Symbols are important, but often deceiving. This is certainly the case of Hosni Mubarak, whose inexorable decline acted as a metronome for the Egyptian political crisis.
In early 2011, Mubarak’s political demise heralded a transition that was widely welcomed as an unprecedented development in the politics of modern Egypt and, more generally, the Arab world. Now, 16 months later, rumours surrounding his physical decline have coincided with another defining moment in Egyptian politics: the celebration of the first “free” presidential election ever held in the country.
Yet Mubarak’s departure from the epicentre of power and his anticipated (yet not substantiated) death are little more than symbolical benchmarks in the evolution of Egyptian politics.
Mubarak’s regime can be said to have survived him and his last Prime Minister, Ahmed Shafiq, might still replace him at the helm of the Egyptian state.
A “Mubarak free” Egypt was expected to become a fairer and more free place. His demise, however, did not instigate any substantial improvement in Egyptian governance. Corruption, unaccountability and, more worryingly, the persistence of a de facto military dictatorship continue to characterise Egyptian politics in June 2012, just as they did in January 2011. With or without Mubarak, Egypt remains in a confused political and economic state.
And it is perhaps this focus on Mubarak that has, to date, been an obstacle to our understanding of the Egyptian revolution.
The personalisation of the Egyptian uprising – Tahrir Square protesters versus Mubarak, mass-good versus individual evil – prevented a proper appreciation of the revolution’s outcome.
In early 2011, the rhetoric of Tahrir Square identified Mubarak’s departure as the preferred outcome of the uprising. Although the people demanded the downfall of the entire regime, the political opportunity of the moment convinced revolutionary forces that Mubarak’s exit was a satisfactory condition for the establishment of a viable transition.
The secular opposition preferred to maintain its collective approach to post-revolutionary politics, failing to express a compromise candidate for the presidential election of mid-2012. The Muslim Brotherhood, on the other hand, adopted a more propositional posture in the post-Mubarak landscape, and emerged as the only successful anti-regime force in transitional Egypt.
This scenario favoured the consolidation of an initially impersonal regime, which hid behind the emergency facade of the Supreme Council of Armed Forces and, with the support of the Constitutional Court, manifested its power through Shafiq and other regime remnants.

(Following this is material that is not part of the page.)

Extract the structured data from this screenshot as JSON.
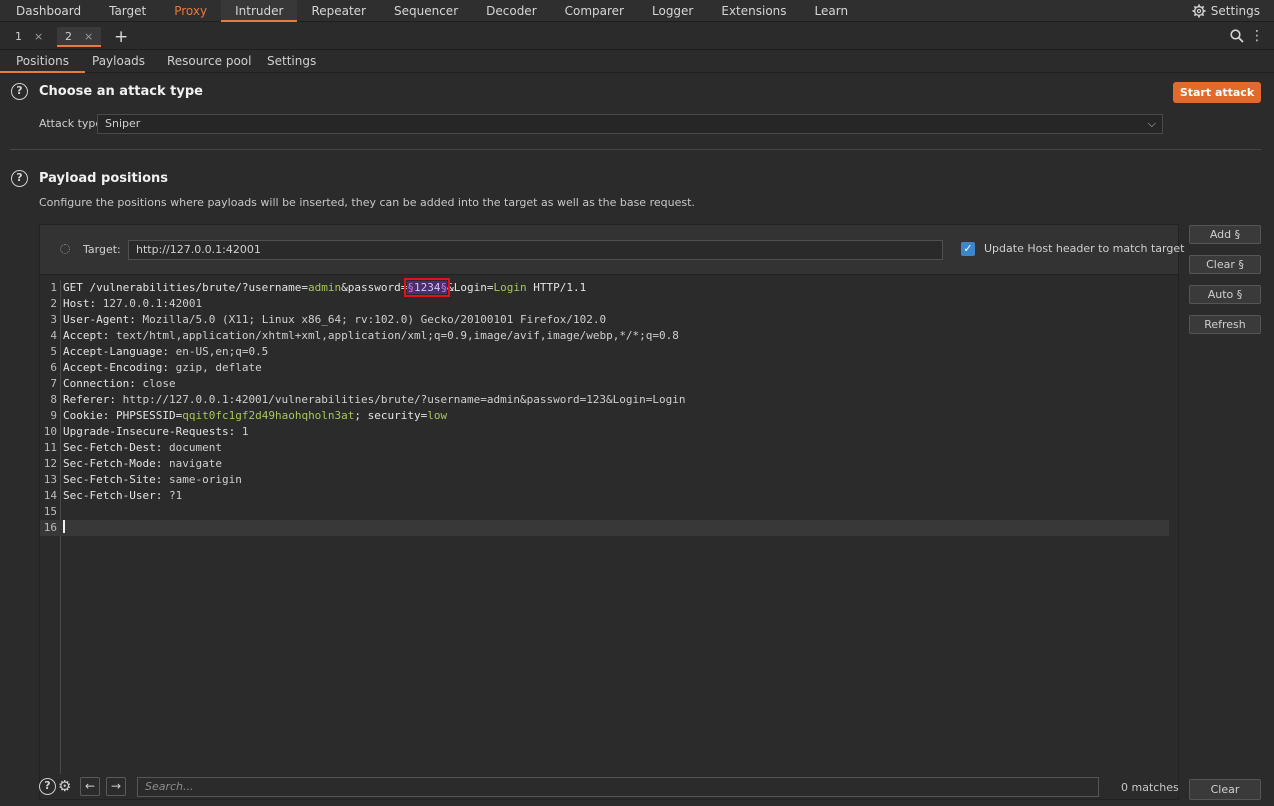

The political experience of the past 16 months has taught us that Mubarak was only the tip of the iceberg, as the power interests he represented (and protected) did indeed survive him and, most recently, launched a bid to replace him.
His demise was the inevitable price to be paid to preserve the privileges held by the military leadership and the politico-economic elite that thrived under him. Egyptian governance, in June 2012, is best described as the synthesis of a military dictatorship and a neo-Mameluk oligarchy.
Let’s put this in the wider context of the other nations that were part of the Arab Spring.
There is no much hype surrounding former Tunisian President Zine El Abidine Ben Ali’s fate, as his role in post-revolutionary Tunisia is virtually irrelevant.
In post-revolutionary Libya, Muammar Gaddafi’s family has been stripped of virtually all privileges and very few observers speculate on the whereabouts of the dictator’s surviving children - with the notable exception of former regime spokesperson Saif al-Islam.
But Mubarak – through the power he represented and his resurgent family – has remained a significant character within the Egyptian political landscape even after his fall.
This can explain the anger of Egyptian protesters over the “mere” life sentence handed to Mubarak for his role in repressing of Egyptian opposition during his reign.
But as the political demise of its former dictator could not bring closure to Egypt, his death might appease the population and seal an emotional chapter connected with 30 years of oppressive power.
There are parallels here between Mubarak and Gaddafi, whose brutal death represented the conclusive end of the Libyan revolution.
In post-revolutionary contexts, the death of an ostracised dictator is regarded as a defining moment.
But this might not be the case in Egypt, where the substantive failure of the revolutionary movement and the fragmentation of anti-regime forces have led to a paradoxical scenario. The ancien regime could manage to return to power exactly when its former leader passes away.